Existing OHS law and practice in Australia, and in comparable countries, rely on a mixture of persuasion and punitive sanctions to secure both better OHS performance overall and compliance with statutory obligations.266 In each Australian jurisdiction, a policy of graduated enforcement is accepted as the preferred regulatory approach, although the effectiveness of its implementation has been questioned.267
Apart from establishing a framework in which information and advice may be supplied to encourage and facilitate voluntary compliance with duties of care, the relevant OHS laws provide that breaches are subject to fines and other sanctions. Various other mechanisms are provided in the laws to secure compliance before it becomes necessary to take proceedings. We will discuss them in our second report. We emphasise that all of the measures in the model Act (and any supporting instruments) must be seen as a continuum that is designed for a progression through various ways of ensuring safety and health at work, leading up to prosecution for non-compliance.
Providing for a breach of a duty of care to be a criminal offence is an essential element of modern OHS legislation, and is consistent with the graduated approach to securing compliance with the laws.

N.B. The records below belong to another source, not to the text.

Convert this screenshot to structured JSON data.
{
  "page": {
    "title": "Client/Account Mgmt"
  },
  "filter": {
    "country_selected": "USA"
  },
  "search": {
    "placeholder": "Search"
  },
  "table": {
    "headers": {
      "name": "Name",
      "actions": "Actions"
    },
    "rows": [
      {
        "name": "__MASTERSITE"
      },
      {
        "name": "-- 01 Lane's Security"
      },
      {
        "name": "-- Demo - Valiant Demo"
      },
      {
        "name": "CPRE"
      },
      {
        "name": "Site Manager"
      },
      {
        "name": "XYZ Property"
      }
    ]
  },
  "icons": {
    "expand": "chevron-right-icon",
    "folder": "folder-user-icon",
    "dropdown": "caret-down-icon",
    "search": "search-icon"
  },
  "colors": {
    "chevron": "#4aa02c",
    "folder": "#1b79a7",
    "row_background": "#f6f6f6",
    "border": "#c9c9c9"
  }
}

Broadly put, it reflects the community’s view that any person who has a work-related duty of care but does not observe it should be liable to a sanction for placing another person’s health and safety at risk. Such an approach is also in line with international norms.268
As we discuss later, further consideration should, in the context of a model Act, be given to the deterrent effect of the laws and how well they sit in the spectrum of graduated enforcement. Our attention has been drawn to a risk that contraventions of OHS laws may be perceived as not being ‘real’ offences, even though there should be no doubt that they are precisely that.269
Making non-compliance with a duty of care a criminal offence not only reflects the seriousness with which such conduct is regarded, but also reinforces the provision’s deterrent effect. As the ALRC has commented, “If the aim of penalties is deterrence, then, given effective enforcement, criminal penalties are more likely to deter than civil ones, but they may be more difficult to obtain…”270.
The Maxwell Review observed that breaches of OHS legislation should be censured and should remain as criminal offences. Maxwell noted that the nature of OHS prosecutions differs from that of standard criminal prosecutions, including because:
the offence is committed whether or not harm was caused; and
proof of a breach of an OHS duty does not depend upon proof of a relevant state of knowledge or intent.271
The Commonwealth’s approach of providing for criminal and civil liability allows a wider range of possible responses to breaches, which might be seen as consistent with a graduated approach to enforcement. As well as allowing greater choice about proportionate responses, the availability of civil penalties may entail less cost, speedier proceedings (particularly as proof is to the civil standard) and fewer defended matters.
Nonetheless, that approach had only limited support from those who made submissions to us and, where supported, was seen as more suited to less serious matters, particularly breaches of obligations other than duties of care. We do not favour its use in relation to criminal offences for which relatively high penalties should be available. In our view, proof on the balance of probabilities is inappropriate in such matters. We note that the availability of enforceable undertakings may supply the greater flexibility of regulatory response that should be part of modern regulation.272 In our second report, we will discuss whether civil sanctions are suitable for other obligations under the model Act.